Without the existence of Kickstarter, we most likely would not have taken the plunge to create Foxtrot Games. Starting a board game publishing company would have been too expensive and too risky for us to even attempt. But we had seen plenty of successful board game Kickstarter projects, and they gave us the hope and the inspiration that two regular guys with full-time day jobs and families could publish a board game.

CGR: What challenges have you faced as a new publisher and how have you overcome them?

Randy: I’d say the biggest challenge is getting noticed. There are over 200 board games on Kickstarter right now! At conventions, the bigger publishers get large booths in premium locations while small publishers get tucked away somewhere in a back corner. We have caught a few good breaks: a popular YouTube video series played through Relic Expedition in a few of their episodes, and a large online retailer mentioned our game in some of their email newsletters. Great artwork and great components have helped: plenty of people stopped by our table at Gen Con because they saw our beautiful Lanterns banner from across the event hall, and many people have commented that the animal meeples alone make Relic Expedition worth buying. I expect this will be an ongoing challenge, finding more effective ways to get people to notice our games.

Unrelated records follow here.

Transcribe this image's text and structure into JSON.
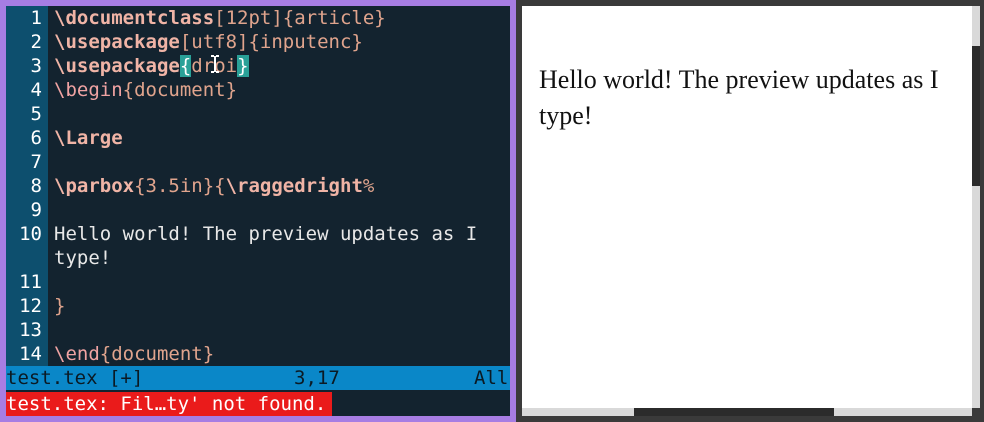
{
  "editor": {
    "lines": [
      {
        "num": "1",
        "parts": [
          {
            "cls": "kw",
            "text": "\\documentclass"
          },
          {
            "cls": "arg",
            "text": "[12pt]{article}"
          }
        ]
      },
      {
        "num": "2",
        "parts": [
          {
            "cls": "kw",
            "text": "\\usepackage"
          },
          {
            "cls": "arg",
            "text": "[utf8]{inputenc}"
          }
        ]
      },
      {
        "num": "3",
        "parts": [
          {
            "cls": "kw",
            "text": "\\usepackage"
          },
          {
            "cls": "hl",
            "text": "{"
          },
          {
            "cls": "arg",
            "text": "dr"
          },
          {
            "cls": "cursor",
            "text": ""
          },
          {
            "cls": "arg",
            "text": "oi"
          },
          {
            "cls": "hl",
            "text": "}"
          }
        ]
      },
      {
        "num": "4",
        "parts": [
          {
            "cls": "plain-kw",
            "text": "\\begin"
          },
          {
            "cls": "arg",
            "text": "{document}"
          }
        ]
      },
      {
        "num": "5",
        "parts": []
      },
      {
        "num": "6",
        "parts": [
          {
            "cls": "kw",
            "text": "\\Large"
          }
        ]
      },
      {
        "num": "7",
        "parts": []
      },
      {
        "num": "8",
        "parts": [
          {
            "cls": "kw",
            "text": "\\parbox"
          },
          {
            "cls": "arg",
            "text": "{3.5in}"
          },
          {
            "cls": "arg",
            "text": "{"
          },
          {
            "cls": "kw",
            "text": "\\raggedright"
          },
          {
            "cls": "arg",
            "text": "%"
          }
        ]
      },
      {
        "num": "9",
        "parts": []
      },
      {
        "num": "10",
        "parts": [
          {
            "cls": "",
            "text": "Hello world! The preview updates as I"
          }
        ]
      },
      {
        "num": "",
        "parts": [
          {
            "cls": "",
            "text": "type!"
          }
        ]
      },
      {
        "num": "11",
        "parts": []
      },
      {
        "num": "12",
        "parts": [
          {
            "cls": "arg",
            "text": "}"
          }
        ]
      },
      {
        "num": "13",
        "parts": []
      },
      {
        "num": "14",
        "parts": [
          {
            "cls": "plain-kw",
            "text": "\\end"
          },
          {
            "cls": "arg",
            "text": "{document}"
          }
        ]
      }
    ]
  },
  "status": {
    "filename": "test.tex [+]",
    "position": "3,17",
    "scroll": "All"
  },
  "message": "test.tex: Fil…ty' not found.",
  "preview": {
    "text": "Hello world! The preview updates as I type!"
  },
  "icons": {
    "cursor": "text-cursor-icon"
  },
  "colors": {
    "editor_bg": "#13232f",
    "gutter_bg": "#0d4f6e",
    "status_bg": "#0a87c8",
    "error_bg": "#ea1b1b",
    "frame_accent": "#a77de3"
  }
}
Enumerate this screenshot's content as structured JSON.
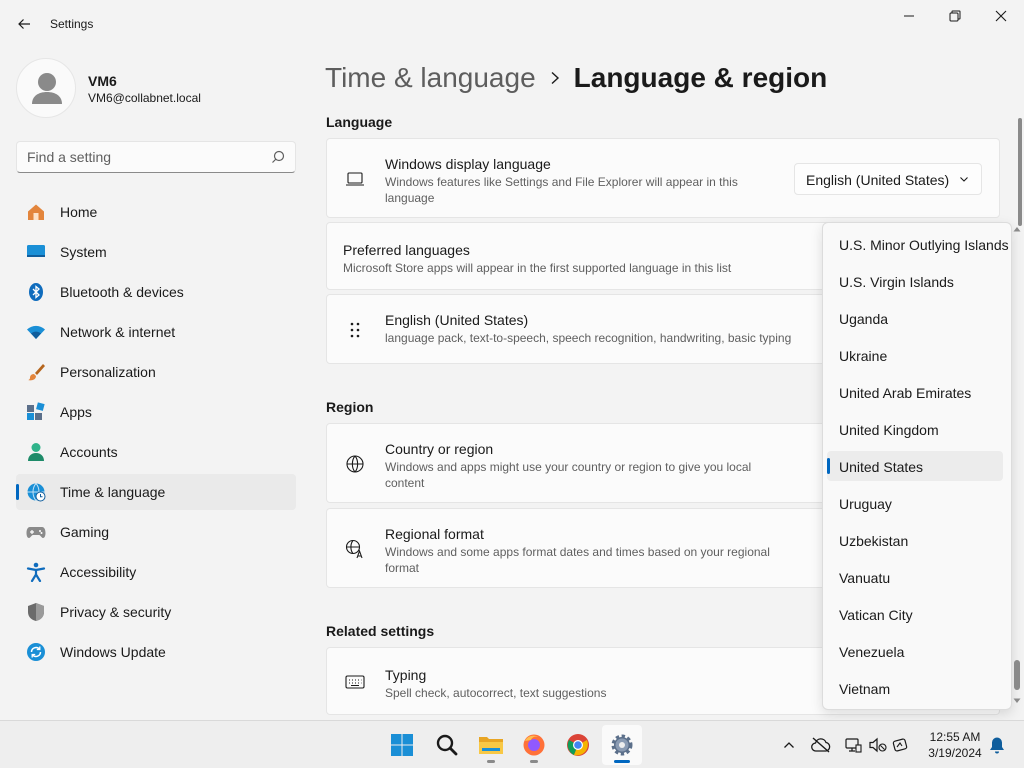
{
  "window": {
    "title": "Settings"
  },
  "profile": {
    "name": "VM6",
    "email": "VM6@collabnet.local"
  },
  "search": {
    "placeholder": "Find a setting"
  },
  "sidebar": {
    "items": [
      {
        "label": "Home",
        "icon": "home-icon",
        "active": false
      },
      {
        "label": "System",
        "icon": "system-icon",
        "active": false
      },
      {
        "label": "Bluetooth & devices",
        "icon": "bluetooth-icon",
        "active": false
      },
      {
        "label": "Network & internet",
        "icon": "wifi-icon",
        "active": false
      },
      {
        "label": "Personalization",
        "icon": "brush-icon",
        "active": false
      },
      {
        "label": "Apps",
        "icon": "apps-icon",
        "active": false
      },
      {
        "label": "Accounts",
        "icon": "accounts-icon",
        "active": false
      },
      {
        "label": "Time & language",
        "icon": "time-language-icon",
        "active": true
      },
      {
        "label": "Gaming",
        "icon": "gamepad-icon",
        "active": false
      },
      {
        "label": "Accessibility",
        "icon": "accessibility-icon",
        "active": false
      },
      {
        "label": "Privacy & security",
        "icon": "shield-icon",
        "active": false
      },
      {
        "label": "Windows Update",
        "icon": "update-icon",
        "active": false
      }
    ]
  },
  "header": {
    "parent": "Time & language",
    "current": "Language & region"
  },
  "language": {
    "section_title": "Language",
    "display_language": {
      "title": "Windows display language",
      "desc": "Windows features like Settings and File Explorer will appear in this language",
      "value": "English (United States)"
    },
    "preferred": {
      "title": "Preferred languages",
      "desc": "Microsoft Store apps will appear in the first supported language in this list"
    },
    "installed": {
      "title": "English (United States)",
      "desc": "language pack, text-to-speech, speech recognition, handwriting, basic typing"
    }
  },
  "region": {
    "section_title": "Region",
    "country": {
      "title": "Country or region",
      "desc": "Windows and apps might use your country or region to give you local content"
    },
    "format": {
      "title": "Regional format",
      "desc": "Windows and some apps format dates and times based on your regional format"
    }
  },
  "related": {
    "section_title": "Related settings",
    "typing": {
      "title": "Typing",
      "desc": "Spell check, autocorrect, text suggestions"
    }
  },
  "country_dropdown": {
    "selected": "United States",
    "options": [
      "U.S. Minor Outlying Islands",
      "U.S. Virgin Islands",
      "Uganda",
      "Ukraine",
      "United Arab Emirates",
      "United Kingdom",
      "United States",
      "Uruguay",
      "Uzbekistan",
      "Vanuatu",
      "Vatican City",
      "Venezuela",
      "Vietnam"
    ]
  },
  "taskbar": {
    "apps": [
      "windows-start-icon",
      "search-icon",
      "file-explorer-icon",
      "firefox-icon",
      "chrome-icon",
      "settings-icon"
    ],
    "active_app": "settings-icon"
  },
  "clock": {
    "time": "12:55 AM",
    "date": "3/19/2024"
  },
  "colors": {
    "accent": "#0067c0",
    "window_bg": "#f3f3f3",
    "card_bg": "#fbfbfb"
  }
}
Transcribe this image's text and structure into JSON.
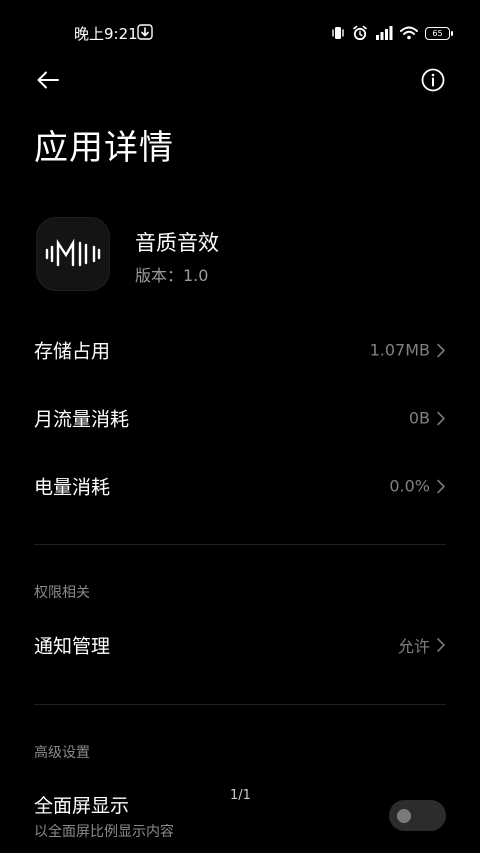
{
  "status_bar": {
    "time": "晚上9:21",
    "battery_level": "65",
    "icons": [
      "download-icon",
      "vibrate-icon",
      "alarm-icon",
      "signal-icon",
      "wifi-icon",
      "battery-icon"
    ]
  },
  "header": {
    "back_icon": "back-arrow-icon",
    "info_icon": "info-icon",
    "title": "应用详情"
  },
  "app": {
    "name": "音质音效",
    "version": "版本：1.0",
    "icon": "sound-wave-logo-icon"
  },
  "rows": [
    {
      "label": "存储占用",
      "value": "1.07MB"
    },
    {
      "label": "月流量消耗",
      "value": "0B"
    },
    {
      "label": "电量消耗",
      "value": "0.0%"
    }
  ],
  "permissions": {
    "header": "权限相关",
    "notification_label": "通知管理",
    "notification_value": "允许"
  },
  "advanced": {
    "header": "高级设置",
    "fullscreen_label": "全面屏显示",
    "fullscreen_desc": "以全面屏比例显示内容",
    "fullscreen_enabled": false
  },
  "page_counter": "1/1",
  "colors": {
    "background": "#000000",
    "primary_text": "#ffffff",
    "secondary_text": "#808080",
    "divider": "#1f1f1f",
    "toggle_off": "#2c2c2c"
  }
}
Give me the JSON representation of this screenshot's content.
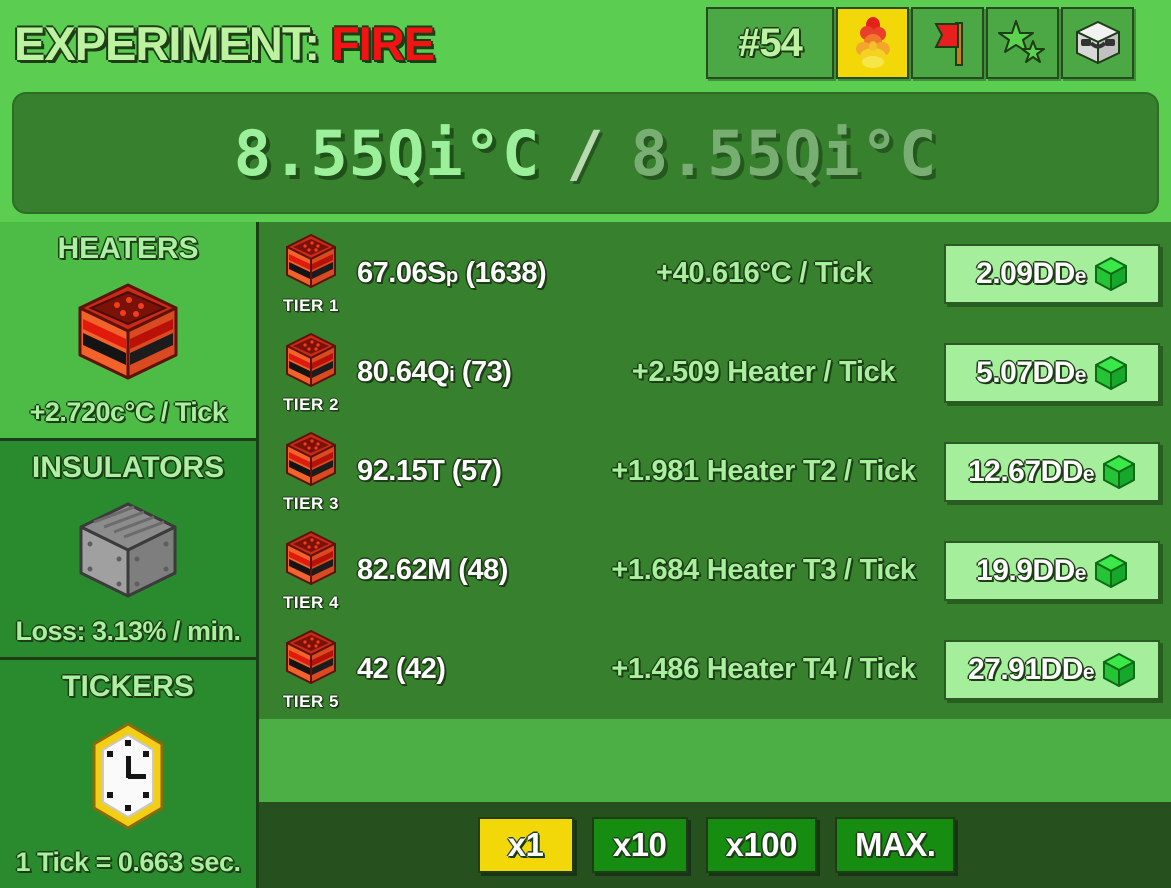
{
  "header": {
    "title_prefix": "EXPERIMENT: ",
    "title_suffix": "FIRE",
    "experiment_badge": "#54",
    "tabs": [
      {
        "name": "fire-tab",
        "icon": "fire-icon",
        "active": true
      },
      {
        "name": "flag-tab",
        "icon": "red-flag-icon",
        "active": false
      },
      {
        "name": "stars-tab",
        "icon": "stars-icon",
        "active": false
      },
      {
        "name": "cube-tab",
        "icon": "white-cube-icon",
        "active": false
      }
    ]
  },
  "temperature": {
    "current": "8.55Qi°C",
    "separator": "/",
    "maximum": "8.55Qi°C"
  },
  "sidebar": {
    "panels": [
      {
        "title": "HEATERS",
        "icon": "heater-block-icon",
        "stat": "+2.720c°C / Tick",
        "selected": true
      },
      {
        "title": "INSULATORS",
        "icon": "insulator-block-icon",
        "stat": "Loss: 3.13% / min.",
        "selected": false
      },
      {
        "title": "TICKERS",
        "icon": "clock-icon",
        "stat": "1 Tick = 0.663 sec.",
        "selected": false
      }
    ]
  },
  "rows": [
    {
      "tier": "TIER 1",
      "icon": "heater-block-icon",
      "count_value": "67.06S",
      "count_suffix": "p",
      "count_owned": " (1638)",
      "effect": "+40.616°C / Tick",
      "cost_value": "2.09DD",
      "cost_suffix": "e",
      "currency_icon": "green-cube-icon"
    },
    {
      "tier": "TIER 2",
      "icon": "heater-block-icon",
      "count_value": "80.64Q",
      "count_suffix": "i",
      "count_owned": " (73)",
      "effect": "+2.509 Heater / Tick",
      "cost_value": "5.07DD",
      "cost_suffix": "e",
      "currency_icon": "green-cube-icon"
    },
    {
      "tier": "TIER 3",
      "icon": "heater-block-icon",
      "count_value": "92.15T",
      "count_suffix": "",
      "count_owned": " (57)",
      "effect": "+1.981 Heater T2 / Tick",
      "cost_value": "12.67DD",
      "cost_suffix": "e",
      "currency_icon": "green-cube-icon"
    },
    {
      "tier": "TIER 4",
      "icon": "heater-block-icon",
      "count_value": "82.62M",
      "count_suffix": "",
      "count_owned": " (48)",
      "effect": "+1.684 Heater T3 / Tick",
      "cost_value": "19.9DD",
      "cost_suffix": "e",
      "currency_icon": "green-cube-icon"
    },
    {
      "tier": "TIER 5",
      "icon": "heater-block-icon",
      "count_value": "42",
      "count_suffix": "",
      "count_owned": " (42)",
      "effect": "+1.486 Heater T4 / Tick",
      "cost_value": "27.91DD",
      "cost_suffix": "e",
      "currency_icon": "green-cube-icon"
    }
  ],
  "multipliers": [
    {
      "label": "x1",
      "active": true
    },
    {
      "label": "x10",
      "active": false
    },
    {
      "label": "x100",
      "active": false
    },
    {
      "label": "MAX.",
      "active": false
    }
  ],
  "colors": {
    "header_bg": "#5BCE52",
    "panel_dark": "#37802E",
    "panel_selected": "#4CBC47",
    "panel_side": "#2A8A2E",
    "bottom_bar": "#27501F",
    "accent_yellow": "#F2D808",
    "text_light_green": "#A8F09E",
    "fire_red": "#F21313",
    "cost_btn_bg": "#A5EE9B",
    "mult_btn_bg": "#168C10"
  }
}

Also, just like any industry, there is a lot about the business side of making board games that just isn’t obvious when you are starting out. For example, one of the biggest surprises to me was how the cost of shipping affects distribution. A retailer will typically carry only one or two copies of a game from a small publisher, and they’ll need to pay only half-price with shipping included. I can’t even cover my costs selling one or two games at a time that way! Working with distributors is really important for getting into stores: I can ship larger quantities more affordably to the distributors who can in turn ship my games with games from other publishers more affordably to the stores. I’ve made a lot of great contacts over the last year, and I think we are in a good position to get wider distribution with Lanterns.

Relic Expedition components

CGR: We first discovered your company when we evaluated Relic Expedition, which we love! Please tell us about your process of designing and polishing this game.

Randy: It's been great to hear from so many people who love Relic Expedition! When we started brainstorming ideas for a game, we came up with the expanding board mechanic and the jungle exploration theme right at first. I cut hexagons out of card stock and drew dense jungle on them with a green highlighter. I experimented a lot with the types of tiles and how exactly all the different pieces would get revealed: it needed to feel like a fun jungle adventure, not a death march.

It's so important as a designer to test a game as early and as often as you can. Things can sound good in your head and work well on paper, but you can't predict if the game will be fun or not until you get something to the table that can be played. After about twenty tests over six weeks with lots of major changes, the game started to coalesce around its core structure. My wife helped me make some much nicer prototypes, I kept running tests and refining things, and I started sending copies out to people to test without me there to get a wider range of feedback. After seven months and over one hundred plays, Tyler and I felt it was time to get it ready to publish. He started working in earnest on the artwork, and I kept testing and polishing it.